Now I’m 7-months pregnant by him and he’s told me that he doesn’t want the baby, but that he loves me and wants us to get married. He told me that I had to get an abortion, but I’ve decided to keep the baby and move on with my life, without him.
He still won’t leave me alone though.
What am I to do?
This is probably stating the obvious here but it would have been wise not to get pregnant by a guy who already has a track record of being a deadbeat dad, and who’s also pretty bad at keeping relationships going. That being said you’re now pregnant and have decided to keep the baby – his fifth child in total from three different women. That’s a hugely complicated situation to find yourself in, and is going to become even more complicated for the children when they get old enough to realize they have lots and lots of half-brothers and half-sisters.
This guy has no real interest in marrying you either – that’s just a mechanism to allow him to control you. I’m 99% certain that if you spoke to any of his ex-girlfriends you’d find he’s probably proposed to them when it looked like they might escape from him and enjoy anything like a normal life. He’s not interested in being in love with anyone. His only real focus is being able to control the women he’s dating at that point in time i.e. you.
The best thing for you and your kids is to get away from him and stay away. He’ll be a horrible influence on the kids as they’re growing up, and a very negative influence on you too.

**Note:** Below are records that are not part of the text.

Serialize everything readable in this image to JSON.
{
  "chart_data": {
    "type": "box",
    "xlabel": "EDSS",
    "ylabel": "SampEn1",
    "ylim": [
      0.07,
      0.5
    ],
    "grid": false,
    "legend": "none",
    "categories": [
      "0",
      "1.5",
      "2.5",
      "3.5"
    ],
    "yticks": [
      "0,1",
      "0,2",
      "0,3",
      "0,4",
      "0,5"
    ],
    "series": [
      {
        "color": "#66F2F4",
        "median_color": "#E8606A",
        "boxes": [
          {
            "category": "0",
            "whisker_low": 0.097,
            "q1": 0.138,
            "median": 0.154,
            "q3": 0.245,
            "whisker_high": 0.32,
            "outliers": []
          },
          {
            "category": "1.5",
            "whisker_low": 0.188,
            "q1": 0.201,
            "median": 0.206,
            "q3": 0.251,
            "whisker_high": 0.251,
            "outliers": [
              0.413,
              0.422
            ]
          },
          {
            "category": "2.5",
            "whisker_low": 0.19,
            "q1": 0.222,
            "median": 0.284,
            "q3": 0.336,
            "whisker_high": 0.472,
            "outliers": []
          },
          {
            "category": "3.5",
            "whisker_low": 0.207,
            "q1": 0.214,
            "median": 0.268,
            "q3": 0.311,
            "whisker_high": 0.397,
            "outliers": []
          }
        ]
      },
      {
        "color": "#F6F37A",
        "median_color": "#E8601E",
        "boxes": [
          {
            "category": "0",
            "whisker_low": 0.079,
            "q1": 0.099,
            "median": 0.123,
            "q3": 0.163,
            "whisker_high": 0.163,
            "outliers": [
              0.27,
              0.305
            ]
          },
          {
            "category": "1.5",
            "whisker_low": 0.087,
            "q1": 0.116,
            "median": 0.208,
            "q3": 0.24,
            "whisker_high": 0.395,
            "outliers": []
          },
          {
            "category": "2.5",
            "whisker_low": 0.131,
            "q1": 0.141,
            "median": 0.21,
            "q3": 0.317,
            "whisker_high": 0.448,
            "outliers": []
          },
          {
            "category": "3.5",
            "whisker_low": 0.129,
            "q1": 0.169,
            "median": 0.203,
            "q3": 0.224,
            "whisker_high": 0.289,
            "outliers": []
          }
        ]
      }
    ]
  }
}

If you’re relying on him for financial support then that needs to stop too, except for what he’s legally obliged to pay you, of course.
Anything or anyone which isn’t a positive influence on your life, or your children’s lives, has to be avoided for you to have any real happiness. I understand that you probably still have at least some feelings left for this man (you wouldn’t keep going back to him otherwise), but you need to leave those feelings behind and build a better future for you and your children.